Notable mummies are the tall, red-haired "Chärchän man" or the "Ur-David" (1000 BCE); his son (1000 BCE), a 1-year-old baby with brown hair protruding from under a red and blue felt cap, with two stones positioned over its eyes; the "Hami Mummy" (c. 1400–800 BCE), a "red-headed beauty" found in Qizilchoqa; and the "Witches of Subeshi" (4th or 3rd century BCE), who wore 2-foot-long (0.61 m) black felt conical hats with a flat brim. Also found at Subeshi was a man with traces of a surgical operation on his abdomen; the incision is sewn up with sutures made of horsehair.
Many of the mummies have been found in very good condition, owing to the dryness of the desert and the desiccation it produced in the corpses. The mummies share many typical Caucasian body features, and many of them have their hair physically intact, ranging in color from blond to red to deep brown, and generally long, curly and braided. Their costumes, and especially textiles, may indicate a common origin with Indo-European neolithic clothing techniques or a common low-level textile technology. Chärchän man wore a red twill tunic and tartan leggings. Textile expert Elizabeth Wayland Barber, who examined the tartan-style cloth, discusses similarities between it and fragments recovered from salt mines associated with the Hallstatt culture. As a result of the arid conditions and exceptional preservation, tattoos have been identified on mummies from several sites around the Tarim Basin, including Qäwrighul, Yanghai, Shengjindian, Shanpula (Sampul), Zaghunluq, and Qizilchoqa.

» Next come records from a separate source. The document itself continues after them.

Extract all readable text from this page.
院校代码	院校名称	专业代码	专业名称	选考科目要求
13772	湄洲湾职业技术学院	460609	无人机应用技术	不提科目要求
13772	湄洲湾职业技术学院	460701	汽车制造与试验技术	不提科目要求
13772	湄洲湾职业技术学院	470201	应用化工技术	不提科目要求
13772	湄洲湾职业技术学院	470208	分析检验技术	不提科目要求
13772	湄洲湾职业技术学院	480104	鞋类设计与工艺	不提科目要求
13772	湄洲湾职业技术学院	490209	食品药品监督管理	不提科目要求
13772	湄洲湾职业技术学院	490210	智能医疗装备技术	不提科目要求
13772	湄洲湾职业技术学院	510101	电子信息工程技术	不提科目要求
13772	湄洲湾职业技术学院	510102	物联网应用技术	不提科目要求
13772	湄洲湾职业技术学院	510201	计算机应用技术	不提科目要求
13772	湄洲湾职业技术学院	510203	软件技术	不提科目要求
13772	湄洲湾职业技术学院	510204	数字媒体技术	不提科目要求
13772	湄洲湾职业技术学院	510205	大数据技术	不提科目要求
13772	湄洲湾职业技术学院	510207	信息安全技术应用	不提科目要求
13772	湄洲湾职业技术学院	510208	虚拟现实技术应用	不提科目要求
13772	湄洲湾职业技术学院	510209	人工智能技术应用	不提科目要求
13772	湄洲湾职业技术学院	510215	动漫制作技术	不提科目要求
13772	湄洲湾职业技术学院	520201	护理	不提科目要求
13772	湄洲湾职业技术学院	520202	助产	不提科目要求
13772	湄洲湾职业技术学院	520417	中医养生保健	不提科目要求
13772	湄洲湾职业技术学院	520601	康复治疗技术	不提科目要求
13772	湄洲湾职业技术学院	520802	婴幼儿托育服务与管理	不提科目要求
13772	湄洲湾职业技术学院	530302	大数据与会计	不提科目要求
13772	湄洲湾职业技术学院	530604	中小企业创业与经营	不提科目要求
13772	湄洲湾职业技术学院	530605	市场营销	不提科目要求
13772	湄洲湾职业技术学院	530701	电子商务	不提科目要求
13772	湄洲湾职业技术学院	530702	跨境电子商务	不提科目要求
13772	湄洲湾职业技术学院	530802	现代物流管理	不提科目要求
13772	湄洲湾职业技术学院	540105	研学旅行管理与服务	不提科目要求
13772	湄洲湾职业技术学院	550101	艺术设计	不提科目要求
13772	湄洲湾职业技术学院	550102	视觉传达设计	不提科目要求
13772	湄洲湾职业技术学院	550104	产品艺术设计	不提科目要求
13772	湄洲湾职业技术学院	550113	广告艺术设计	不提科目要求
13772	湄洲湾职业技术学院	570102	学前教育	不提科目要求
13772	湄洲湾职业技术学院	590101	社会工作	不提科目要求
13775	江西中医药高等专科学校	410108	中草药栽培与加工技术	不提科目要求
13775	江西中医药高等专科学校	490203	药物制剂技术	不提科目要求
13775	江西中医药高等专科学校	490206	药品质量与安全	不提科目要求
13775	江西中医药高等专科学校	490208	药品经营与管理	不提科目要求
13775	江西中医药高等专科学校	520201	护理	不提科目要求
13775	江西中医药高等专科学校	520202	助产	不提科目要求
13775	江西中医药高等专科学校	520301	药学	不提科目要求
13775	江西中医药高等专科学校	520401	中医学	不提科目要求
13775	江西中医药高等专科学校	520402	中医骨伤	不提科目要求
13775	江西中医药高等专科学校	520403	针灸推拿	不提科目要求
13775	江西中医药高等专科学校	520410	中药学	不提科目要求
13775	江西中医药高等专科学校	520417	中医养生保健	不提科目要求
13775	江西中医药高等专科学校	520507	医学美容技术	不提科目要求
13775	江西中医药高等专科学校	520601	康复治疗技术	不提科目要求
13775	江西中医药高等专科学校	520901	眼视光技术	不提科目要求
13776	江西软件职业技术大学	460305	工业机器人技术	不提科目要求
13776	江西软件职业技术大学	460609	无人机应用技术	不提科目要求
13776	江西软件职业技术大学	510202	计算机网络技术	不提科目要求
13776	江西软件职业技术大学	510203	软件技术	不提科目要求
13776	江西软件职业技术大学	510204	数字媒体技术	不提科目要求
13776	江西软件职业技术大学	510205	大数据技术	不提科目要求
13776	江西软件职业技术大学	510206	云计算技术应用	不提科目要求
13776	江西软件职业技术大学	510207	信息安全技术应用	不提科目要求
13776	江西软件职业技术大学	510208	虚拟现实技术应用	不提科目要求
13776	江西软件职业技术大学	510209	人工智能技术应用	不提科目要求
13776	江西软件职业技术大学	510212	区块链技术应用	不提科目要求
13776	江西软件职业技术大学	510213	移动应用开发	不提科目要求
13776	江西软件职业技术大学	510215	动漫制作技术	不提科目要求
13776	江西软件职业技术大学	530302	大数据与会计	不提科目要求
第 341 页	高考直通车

It has been asserted that the textiles found with the mummies are of an early European textile type based on close similarities to fragmentary textiles found in salt mines in Austria, dating from the second millennium BCE. Anthropologist Irene Good, a specialist in early Eurasian textiles, noted the woven diagonal twill pattern indicated the use of a rather sophisticated loom and said that the textile is "the easternmost known example of this kind of weaving technique".